Sonra onun da kalbine nazar edince hisseder ki, bütün duâ ve ağlamaları, fânî bir dünyâlık talebi içindir. Bunun üzerine rakîk kalbi, mahzûn olur.”

HAYATIN İÇİNDE DİNDARLIK

Mânevî anlamda terakkî etmek ve kulluğumuzu nitelikli bir kıvamda sürdürebilmek için ruhbanlığa ve inzivaya gerek yoktur. Dünyadan el-etek çekmek, halkla münasebetlerini tümüyle koparmak, dîni ve dindarlığı yanlış değerlendirmektir. Önemli olan hayatın içinde Allah ile beraber olabilecek bir gönle sahip olmaktır. Rabbimiz şöyle buyurur:

Öyle erler vardır ki, onları, ne ticaret ne de alış-veriş Allah’ı anmaktan, namaz kılmaktan ve zekât vermekten alıkoymaz. Onlar, kalplerin ve gözlerin allak bullak olduğu bir günden korkarlar.” (Nûr 24/37.)

Dış görünüş, her şey değildir. Bu bakımdan insanları değerlendirirken sadece bu yönleriyle dikkate almak, kişiyi yanlış ve haksız sonuçlara götürebilecektir. Nitekim bu hususta Allah Resûlü (sallallâhu aleyhi ve sellem) şöyle buyurur:

Size cennetlikleri bildireyim mi?

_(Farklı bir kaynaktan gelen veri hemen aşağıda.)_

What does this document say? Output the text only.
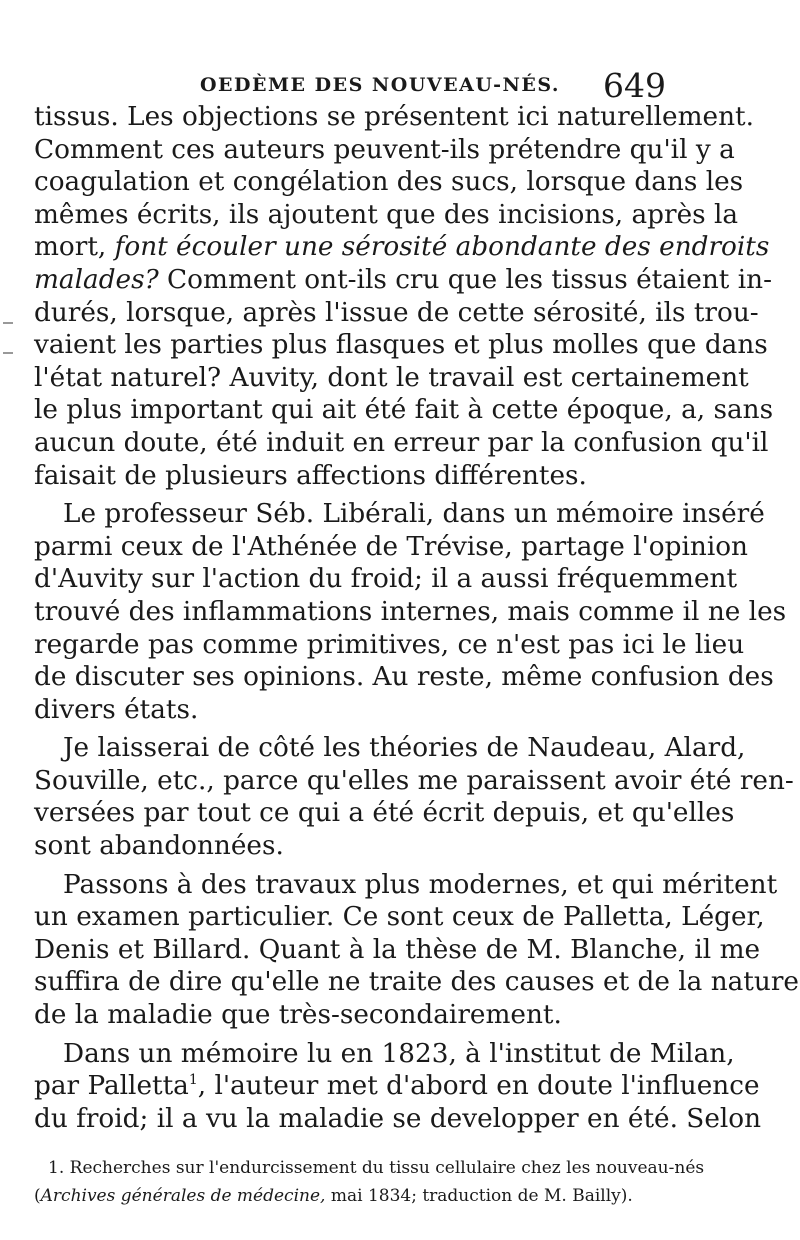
OEDÈME DES NOUVEAU-NÉS. 649

tissus. Les objections se présentent ici naturellement.
Comment ces auteurs peuvent-ils prétendre qu'il y a
coagulation et congélation des sucs, lorsque dans les
mêmes écrits, ils ajoutent que des incisions, après la
mort, font écouler une sérosité abondante des endroits
malades? Comment ont-ils cru que les tissus étaient in-
durés, lorsque, après l'issue de cette sérosité, ils trou-
vaient les parties plus flasques et plus molles que dans
l'état naturel? Auvity, dont le travail est certainement
le plus important qui ait été fait à cette époque, a, sans
aucun doute, été induit en erreur par la confusion qu'il
faisait de plusieurs affections différentes.

Le professeur Séb. Libérali, dans un mémoire inséré
parmi ceux de l'Athénée de Trévise, partage l'opinion
d'Auvity sur l'action du froid; il a aussi fréquemment
trouvé des inflammations internes, mais comme il ne les
regarde pas comme primitives, ce n'est pas ici le lieu
de discuter ses opinions. Au reste, même confusion des
divers états.

Je laisserai de côté les théories de Naudeau, Alard,
Souville, etc., parce qu'elles me paraissent avoir été ren-
versées par tout ce qui a été écrit depuis, et qu'elles
sont abandonnées.

Passons à des travaux plus modernes, et qui méritent
un examen particulier. Ce sont ceux de Palletta, Léger,
Denis et Billard. Quant à la thèse de M. Blanche, il me
suffira de dire qu'elle ne traite des causes et de la nature
de la maladie que très-secondairement.

Dans un mémoire lu en 1823, à l'institut de Milan,
par Palletta$^1$, l'auteur met d'abord en doute l'influence
du froid; il a vu la maladie se developper en été. Selon

1. Recherches sur l'endurcissement du tissu cellulaire chez les nouveau-nés
(Archives générales de médecine, mai 1834; traduction de M. Bailly).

Onlar hem zayıf oldukları hem de halk tarafından zayıf görüldükleri için kimsenin önemsemediği ve fakat şöyle olacak diye yemin etseler, isteklerini Allah’ın gerçekleştireceği kimselerdir. Size cehennemliklerin kimler olduğunu söyleyeyim mi? Katı kalbli, kaba, cimri ve kurularak yürüyen kibirli kimselerdir.”[1]

İnsanlar hakkında hüküm vermek ya da değerlendirmede bulunmak gerektiğinde, rüya, müşâhede, murâkabe ya da hissiyatla değil, ortaya çıkan davranışlarına göre hüküm vermek durumundayız. Onların iç hallerini ise Allah’a havale ederiz. Ancak ferdî mânâda böyle hissiyata sahip olan kimse, sadece kendini bağlayacak şekilde o hissiyatı ile amel edebilir; fakat bunu başkalarıyla paylaşarak, onların da öyle değerlendirmesini kendilerinden isteyemez. İslâmî edeb ve ölçü budur. Nitekim Allah Resûlü (sallallâhu aleyhi ve sellem) münafıkları bildiği halde, kendilerine Müslüman muamelesi yapmış ve ashabından da öyle davranmalarını talep etmiştir.

[1] Buhârî, “Eymân”, 9, Tefsîru sûre (68), 1, “Edeb”, 61; Müslim, “Cennet”, 47.